Graham Vick: Die Reise endet im Tod. Es ist aber keine wirkliche Reise, eher ein Traum oder ein Vorgang in Aschenbachs Kopf. Wir haben es hier nicht mit der Novelle von Thomas Mann zu tun. Es ist eine viel bekenntnishaftere Auseinandersetzung mit einer Reise in die Ewigkeit.

Wenn wir uns nicht in der realen Welt befinden, sondern in Aschenbachs Kopf, ist dann jede Figur der Oper eigentlich Aschenbach?
Vick: Genau, der Protagonist und seine Gegenspieler sind nur verschiedene Aspekte von Aschenbach. Britten führt Funktionen des Gehirns vor: Leiden schaft, Sucht und die Mechanismen der Selbsttäuschung, die uns dazu bringen, Nein zu sagen, während wir gleichzeitig ein Ja planen.

Wofür steht der Sehnsuchtsort Venedig?
Vick: Historisch ist es die Stadt der Ausschweifungen. Sie steht für Karneval, für Maskierung. Alles ist erlaubt, hier kann das Undenkbare ausgelebt werden. Die Schönheit von Venedig trägt den Verfall in sich. Es ist zweischneidig.

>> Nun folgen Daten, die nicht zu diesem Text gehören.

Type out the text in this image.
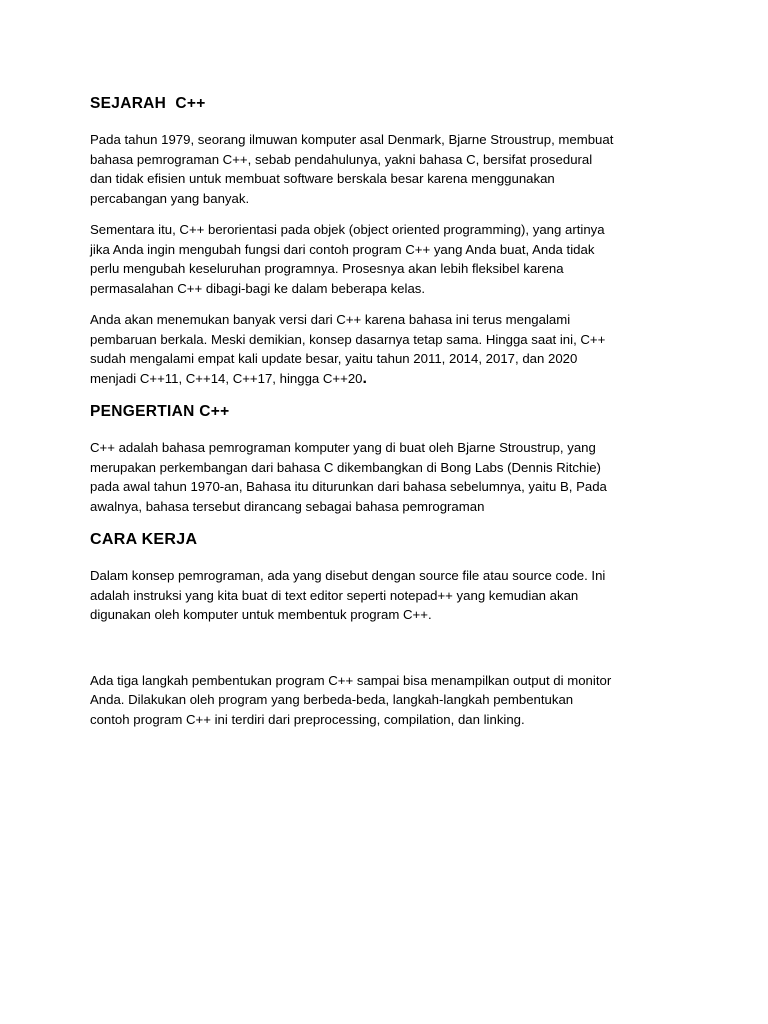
SEJARAH  C++

Pada tahun 1979, seorang ilmuwan komputer asal Denmark, Bjarne Stroustrup, membuat
bahasa pemrograman C++, sebab pendahulunya, yakni bahasa C, bersifat prosedural
dan tidak efisien untuk membuat software berskala besar karena menggunakan
percabangan yang banyak.

Sementara itu, C++ berorientasi pada objek (object oriented programming), yang artinya
jika Anda ingin mengubah fungsi dari contoh program C++ yang Anda buat, Anda tidak
perlu mengubah keseluruhan programnya. Prosesnya akan lebih fleksibel karena
permasalahan C++ dibagi-bagi ke dalam beberapa kelas.

Anda akan menemukan banyak versi dari C++ karena bahasa ini terus mengalami
pembaruan berkala. Meski demikian, konsep dasarnya tetap sama. Hingga saat ini, C++
sudah mengalami empat kali update besar, yaitu tahun 2011, 2014, 2017, dan 2020
menjadi C++11, C++14, C++17, hingga C++20.

PENGERTIAN C++

C++ adalah bahasa pemrograman komputer yang di buat oleh Bjarne Stroustrup, yang
merupakan perkembangan dari bahasa C dikembangkan di Bong Labs (Dennis Ritchie)
pada awal tahun 1970-an, Bahasa itu diturunkan dari bahasa sebelumnya, yaitu B, Pada
awalnya, bahasa tersebut dirancang sebagai bahasa pemrograman

CARA KERJA

Dalam konsep pemrograman, ada yang disebut dengan source file atau source code. Ini
adalah instruksi yang kita buat di text editor seperti notepad++ yang kemudian akan
digunakan oleh komputer untuk membentuk program C++.

Ada tiga langkah pembentukan program C++ sampai bisa menampilkan output di monitor
Anda. Dilakukan oleh program yang berbeda-beda, langkah-langkah pembentukan
contoh program C++ ini terdiri dari preprocessing, compilation, dan linking.
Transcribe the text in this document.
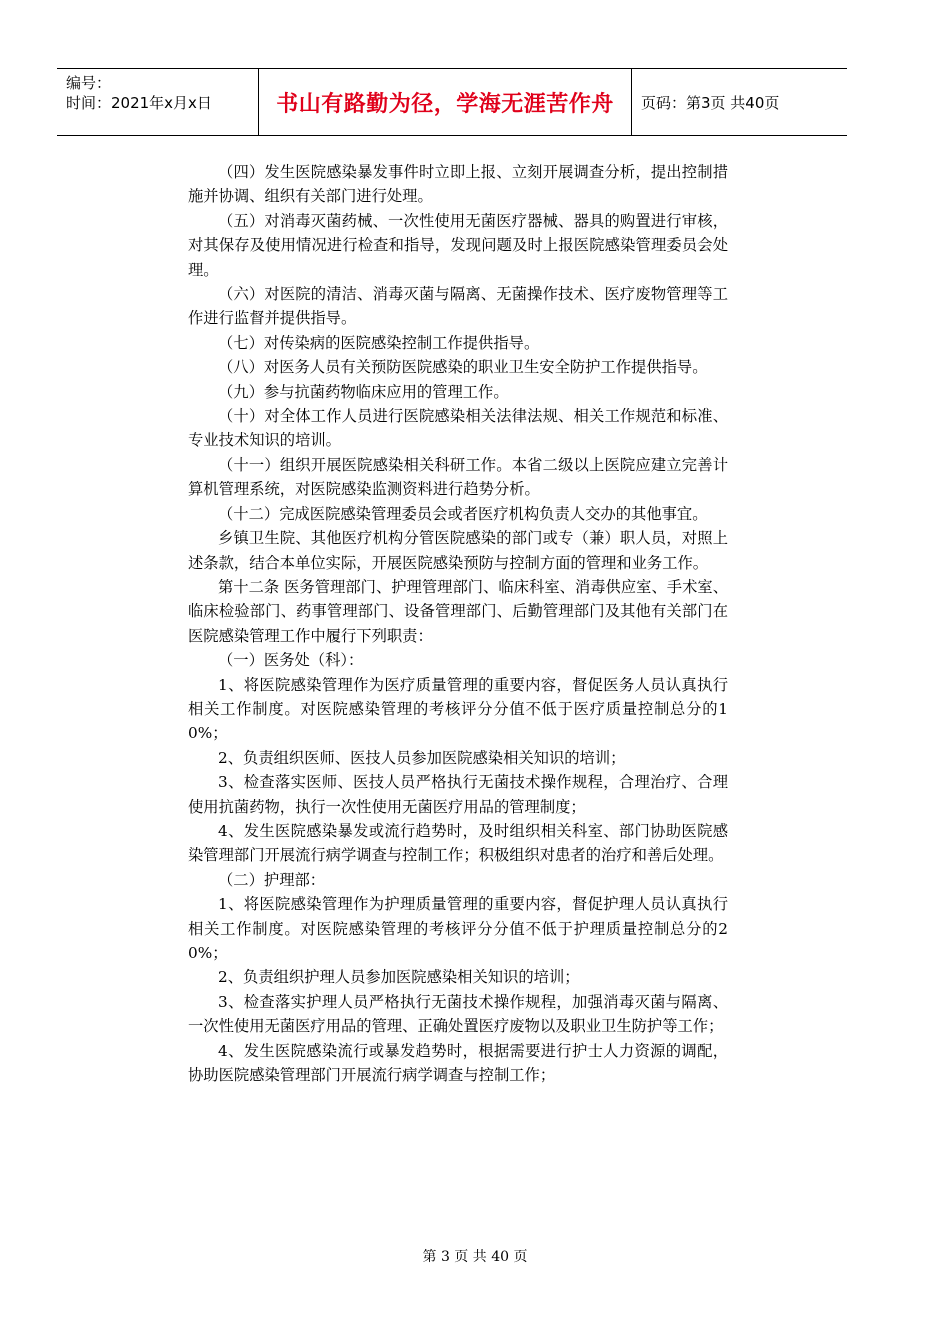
编号：
时间：2021年x月x日	书山有路勤为径，学海无涯苦作舟 页码：第3页 共40页

（四）发生医院感染暴发事件时立即上报、立刻开展调查分析，提出控制措施并协调、组织有关部门进行处理。

（五）对消毒灭菌药械、一次性使用无菌医疗器械、器具的购置进行审核，对其保存及使用情况进行检查和指导，发现问题及时上报医院感染管理委员会处理。

（六）对医院的清洁、消毒灭菌与隔离、无菌操作技术、医疗废物管理等工作进行监督并提供指导。

（七）对传染病的医院感染控制工作提供指导。

（八）对医务人员有关预防医院感染的职业卫生安全防护工作提供指导。

（九）参与抗菌药物临床应用的管理工作。

（十）对全体工作人员进行医院感染相关法律法规、相关工作规范和标准、专业技术知识的培训。

（十一）组织开展医院感染相关科研工作。本省二级以上医院应建立完善计算机管理系统，对医院感染监测资料进行趋势分析。

（十二）完成医院感染管理委员会或者医疗机构负责人交办的其他事宜。

乡镇卫生院、其他医疗机构分管医院感染的部门或专（兼）职人员，对照上述条款，结合本单位实际，开展医院感染预防与控制方面的管理和业务工作。

第十二条 医务管理部门、护理管理部门、临床科室、消毒供应室、手术室、临床检验部门、药事管理部门、设备管理部门、后勤管理部门及其他有关部门在医院感染管理工作中履行下列职责：

（一）医务处（科）：

1、将医院感染管理作为医疗质量管理的重要内容，督促医务人员认真执行相关工作制度。对医院感染管理的考核评分分值不低于医疗质量控制总分的10%；

2、负责组织医师、医技人员参加医院感染相关知识的培训；

3、检查落实医师、医技人员严格执行无菌技术操作规程，合理治疗、合理使用抗菌药物，执行一次性使用无菌医疗用品的管理制度；

4、发生医院感染暴发或流行趋势时，及时组织相关科室、部门协助医院感染管理部门开展流行病学调查与控制工作；积极组织对患者的治疗和善后处理。

（二）护理部：

1、将医院感染管理作为护理质量管理的重要内容，督促护理人员认真执行相关工作制度。对医院感染管理的考核评分分值不低于护理质量控制总分的20%；

2、负责组织护理人员参加医院感染相关知识的培训；

3、检查落实护理人员严格执行无菌技术操作规程，加强消毒灭菌与隔离、一次性使用无菌医疗用品的管理、正确处置医疗废物以及职业卫生防护等工作；

4、发生医院感染流行或暴发趋势时，根据需要进行护士人力资源的调配，协助医院感染管理部门开展流行病学调查与控制工作；

第 3 页 共 40 页
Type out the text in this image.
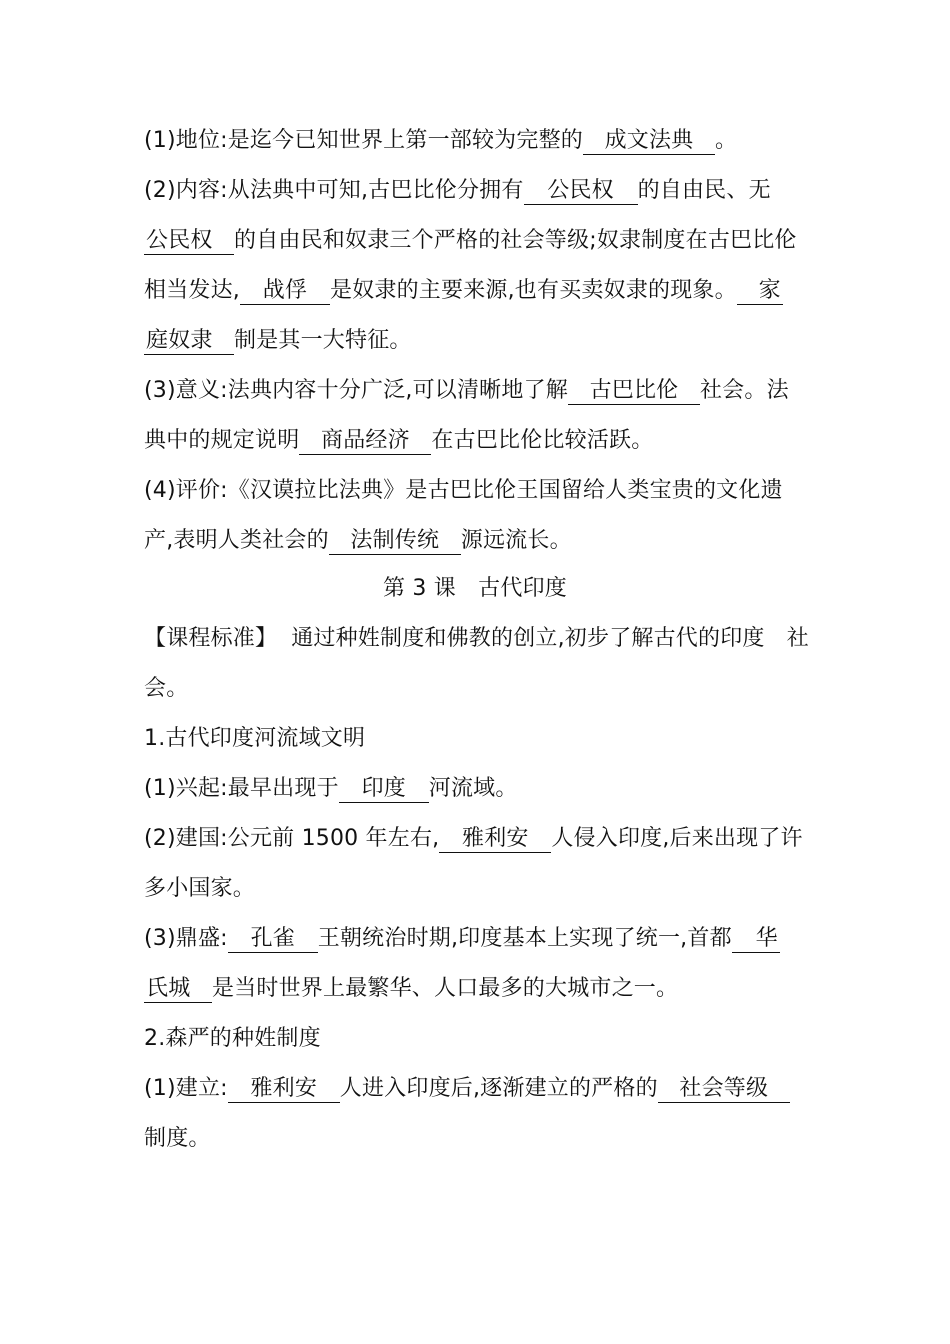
(1)地位:是迄今已知世界上第一部较为完整的 成文法典 。
(2)内容:从法典中可知,古巴比伦分拥有 公民权 的自由民、无
公民权 的自由民和奴隶三个严格的社会等级;奴隶制度在古巴比伦
相当发达, 战俘 是奴隶的主要来源,也有买卖奴隶的现象。 家
庭奴隶 制是其一大特征。
(3)意义:法典内容十分广泛,可以清晰地了解 古巴比伦 社会。法
典中的规定说明 商品经济 在古巴比伦比较活跃。
(4)评价:《汉谟拉比法典》是古巴比伦王国留给人类宝贵的文化遗
产,表明人类社会的 法制传统 源远流长。
第 3 课　古代印度
【课程标准】 通过种姓制度和佛教的创立,初步了解古代的印度　社
会。
1.古代印度河流域文明
(1)兴起:最早出现于 印度 河流域。
(2)建国:公元前 1500 年左右, 雅利安 人侵入印度,后来出现了许
多小国家。
(3)鼎盛: 孔雀 王朝统治时期,印度基本上实现了统一,首都 华
氏城 是当时世界上最繁华、人口最多的大城市之一。
2.森严的种姓制度
(1)建立: 雅利安 人进入印度后,逐渐建立的严格的 社会等级
制度。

1967 wurde Homosexualität in England legalisiert. Fünf Jahre später begann der homosexuelle Komponist Benjamin Britten, diese Oper zu schreiben. Geht es darin um Homosexualität, um Pädophilie, oder ist der begehrte Junge eine Metapher für Schönheit und Perfektion, wie Thomas Mann es sah?
Vick: Britten war ein großer Künstler, deshalb ist seine Persönlichkeit in seine Kunst eingegangen. In „The Turn of the Screw“, „Billy Budd“ und „Peter Grimes“ – überall gibt es dieses Element der Homoerotik und sein Interesse an Heranwachsenden. Sein Lebensgefährte Peter Pears und er lebten lange illegal zusammen. Sie lebten ihre Liebe öffentlich, ohne es zuzugeben. Das ist sehr britisch. Noch in den frühen neunziger Jahren mussten mein Partner und ich getrennte Zimmer beziehen, als wir zum ersten Mal in Glyndebourne arbeiteten. Das Stück erzählt von Liebe, Eros und Gedankenspielen. Es geht nicht um Pädophilie, weil Pädophilie erst anfängt, wenn man Gedanken in Taten umsetzt. Aber Tadzio ist nicht nur ein Symbol für Perfektion, er ist ein Junge.

Donald Runnicles: Aschenbach möchte mit dem Jungen sprechen, möchte sich erklären. Aber jedes Mal, wenn er die Chance bekommt, hüllt er sich plötzlich in Schweigen. Er kann es nicht aussprechen. Das ist der Punkt, an dem ich das Stück als Metapher sehe. Es geht um uns alle. Unser Geist kann gehen, wohin er möchte, ohne dass es irgendjemand erfährt. Wie viele von uns wünschen sich manchmal, etwas zu tun, was sie in Wirklichkeit niemals tun würden. Es geht da nicht nur um Sexualität, sondern um viele Bereiche. Wir haben unsere Erziehung, unsere Regeln und Normen. Homosexualität ist nur ein Beispiel. Es betrifft ebenso die Marschallin im „Rosenkavalier“, die weiß, dass sie zu alt für den Jungen ist. Warum geht Aschenbach zum Friseur und sieht am Ende aus wie dieser alte Geck, den er am Anfang so lächerlich fand? Wir sind heute besessen von Jugend, vom jugendlichen Aussehen.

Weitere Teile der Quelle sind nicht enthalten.